Chereads / Sebuah Catatan Kecilku / Chapter 19 - Demi Cinta Part 1

Chapter 19 - Demi Cinta Part 1

BRUM

Aku melajukan mobilku dengan kecepatan penuh. Malam ini aku tidak akan pernah kalah lagi dari musuhku. Aku harus memenangkan balapan ini. Jika tidak, maka aku akan melepaskan mobilku. Ya, aku mempertaruhkan mobilku sendiri. Jika aku menang, maka aku akan mendapatkan mobil miliknya dan jika aku kalah, maka musuhku itu akan mendapatkan mobil ini. Dan jika mobilku diambilnya, maka akan menjadi masalah besar untukku. Maka dari itu, malam ini aku tidak akan kalah darinya, sudah beberapa kali ini aku selalu kalah. Kekalahanku lebih banyak dari kemenanganku, jadi malam ini aku harus menang bagaimanapun caranya. Kesempatan tidak datang dua kali, siapa tau malam ini adalah malam keberuntunganku.

Garis finish sudah ada di depan mata. Sedikit lagi aku akan mendapatkan kemenangan. Aku pun semakin mempercepat laju mobilku. Dan akhirnya aku pun memenangkan balapan ini. Ini adalah kemenangan yang kelima kalinya untukku. Mobil musuhku ini akan menjadi milikku dan aku tak akan mendapatkan masalah lagi. Cih, ternyata menyenangkan. Aku pun memberhentikan mobilku dan segera keluar. Para penonton menggerumuniku dan mengucapkan selamat. Ku lihat mobil musuhku terparkir tak jauh dari mobilku, ia keluar mobil dan menatapku tajam lalu menghampiriku.

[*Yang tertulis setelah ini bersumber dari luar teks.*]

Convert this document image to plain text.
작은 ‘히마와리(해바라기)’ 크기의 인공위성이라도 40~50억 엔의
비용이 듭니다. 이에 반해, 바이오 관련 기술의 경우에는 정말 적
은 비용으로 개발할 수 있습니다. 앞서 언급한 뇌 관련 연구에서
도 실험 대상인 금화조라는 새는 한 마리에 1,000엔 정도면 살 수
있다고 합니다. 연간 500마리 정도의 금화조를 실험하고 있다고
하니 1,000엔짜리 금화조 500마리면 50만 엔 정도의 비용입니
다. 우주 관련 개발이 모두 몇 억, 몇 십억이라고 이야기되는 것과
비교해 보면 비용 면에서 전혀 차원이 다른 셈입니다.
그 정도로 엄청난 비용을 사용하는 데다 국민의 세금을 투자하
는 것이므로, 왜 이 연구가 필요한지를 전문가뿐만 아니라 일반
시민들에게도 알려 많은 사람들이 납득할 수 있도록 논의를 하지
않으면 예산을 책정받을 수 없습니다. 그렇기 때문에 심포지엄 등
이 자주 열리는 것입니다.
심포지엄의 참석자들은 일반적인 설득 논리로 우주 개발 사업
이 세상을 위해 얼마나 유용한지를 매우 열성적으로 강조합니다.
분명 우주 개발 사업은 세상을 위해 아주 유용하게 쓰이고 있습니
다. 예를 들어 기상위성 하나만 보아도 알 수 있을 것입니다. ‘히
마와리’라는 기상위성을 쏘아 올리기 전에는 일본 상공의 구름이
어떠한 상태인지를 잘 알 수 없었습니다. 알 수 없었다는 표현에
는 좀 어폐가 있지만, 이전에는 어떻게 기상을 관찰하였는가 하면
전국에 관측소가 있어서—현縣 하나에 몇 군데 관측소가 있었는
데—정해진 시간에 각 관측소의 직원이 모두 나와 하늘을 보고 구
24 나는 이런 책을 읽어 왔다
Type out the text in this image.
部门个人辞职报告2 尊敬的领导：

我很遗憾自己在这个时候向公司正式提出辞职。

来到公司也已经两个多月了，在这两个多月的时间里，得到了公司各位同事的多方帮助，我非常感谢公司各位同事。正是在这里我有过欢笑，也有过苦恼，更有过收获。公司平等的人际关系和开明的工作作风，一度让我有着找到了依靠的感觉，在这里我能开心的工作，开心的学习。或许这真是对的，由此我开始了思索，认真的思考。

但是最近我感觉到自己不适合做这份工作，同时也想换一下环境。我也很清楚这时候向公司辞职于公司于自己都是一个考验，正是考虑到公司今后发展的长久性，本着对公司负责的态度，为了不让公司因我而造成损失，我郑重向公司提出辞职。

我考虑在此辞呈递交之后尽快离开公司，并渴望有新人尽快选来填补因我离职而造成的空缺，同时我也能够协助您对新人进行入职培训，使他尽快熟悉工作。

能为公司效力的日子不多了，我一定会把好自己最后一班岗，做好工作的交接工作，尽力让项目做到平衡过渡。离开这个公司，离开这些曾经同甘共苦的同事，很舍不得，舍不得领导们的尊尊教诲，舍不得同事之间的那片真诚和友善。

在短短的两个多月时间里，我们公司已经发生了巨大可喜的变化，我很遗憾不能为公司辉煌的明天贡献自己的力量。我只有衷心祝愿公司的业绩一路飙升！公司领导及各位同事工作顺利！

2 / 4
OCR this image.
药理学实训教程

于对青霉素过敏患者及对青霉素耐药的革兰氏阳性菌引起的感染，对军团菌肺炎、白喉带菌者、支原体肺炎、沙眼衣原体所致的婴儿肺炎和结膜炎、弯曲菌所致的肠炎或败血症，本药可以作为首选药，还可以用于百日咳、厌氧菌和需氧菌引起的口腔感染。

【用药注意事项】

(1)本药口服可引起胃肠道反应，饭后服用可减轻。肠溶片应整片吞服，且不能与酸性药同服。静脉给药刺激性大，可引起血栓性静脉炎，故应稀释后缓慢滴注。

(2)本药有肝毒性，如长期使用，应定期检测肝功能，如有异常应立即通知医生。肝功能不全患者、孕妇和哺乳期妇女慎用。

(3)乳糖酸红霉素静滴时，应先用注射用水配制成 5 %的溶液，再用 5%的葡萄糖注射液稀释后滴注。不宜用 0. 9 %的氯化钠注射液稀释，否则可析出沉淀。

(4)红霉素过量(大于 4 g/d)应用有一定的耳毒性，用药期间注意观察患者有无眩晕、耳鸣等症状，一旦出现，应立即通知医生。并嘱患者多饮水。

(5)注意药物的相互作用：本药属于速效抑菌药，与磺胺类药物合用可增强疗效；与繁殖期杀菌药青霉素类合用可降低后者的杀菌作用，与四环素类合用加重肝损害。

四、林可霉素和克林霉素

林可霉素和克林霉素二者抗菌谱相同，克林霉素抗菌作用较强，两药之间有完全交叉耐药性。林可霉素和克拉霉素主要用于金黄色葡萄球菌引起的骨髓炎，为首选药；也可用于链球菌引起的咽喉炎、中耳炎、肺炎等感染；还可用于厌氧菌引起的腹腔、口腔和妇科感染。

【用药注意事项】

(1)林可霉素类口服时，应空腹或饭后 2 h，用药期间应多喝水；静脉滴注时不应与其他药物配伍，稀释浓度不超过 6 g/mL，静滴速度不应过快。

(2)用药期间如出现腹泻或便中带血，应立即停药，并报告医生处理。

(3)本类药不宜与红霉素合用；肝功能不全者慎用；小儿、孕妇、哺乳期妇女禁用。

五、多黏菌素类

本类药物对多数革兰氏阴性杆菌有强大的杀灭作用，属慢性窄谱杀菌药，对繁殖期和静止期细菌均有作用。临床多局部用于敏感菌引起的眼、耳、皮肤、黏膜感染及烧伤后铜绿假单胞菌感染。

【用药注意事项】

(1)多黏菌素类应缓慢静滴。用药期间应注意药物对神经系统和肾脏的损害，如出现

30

"Selamat. Loe bisa ambil mobil gue!" katanya. Aku pun tertawa puas dan mengangguk. Ia memberiku kunci mobilnya. Aku pun berlari menghampiri mobil miliknya dan melihat-lihat dari setiap sisi. Men, mobil ini cukup keren, termasuk mobil sport dan yang pasti lajunya sangat cepat. Aku pun masuk ke dalam dan menikmati aroma mobil baruku ini. Haha, mudah sekali untuk mendapatkan sebuah mobil hanya dengan balapan liar seperti ini. Rasanya sangat menyenangkan dan memuaskan. Lain kali aku akan mengalahkan musuhku yang lain dan aku akan mendapatkan mobil sport yang lebih keren lagi.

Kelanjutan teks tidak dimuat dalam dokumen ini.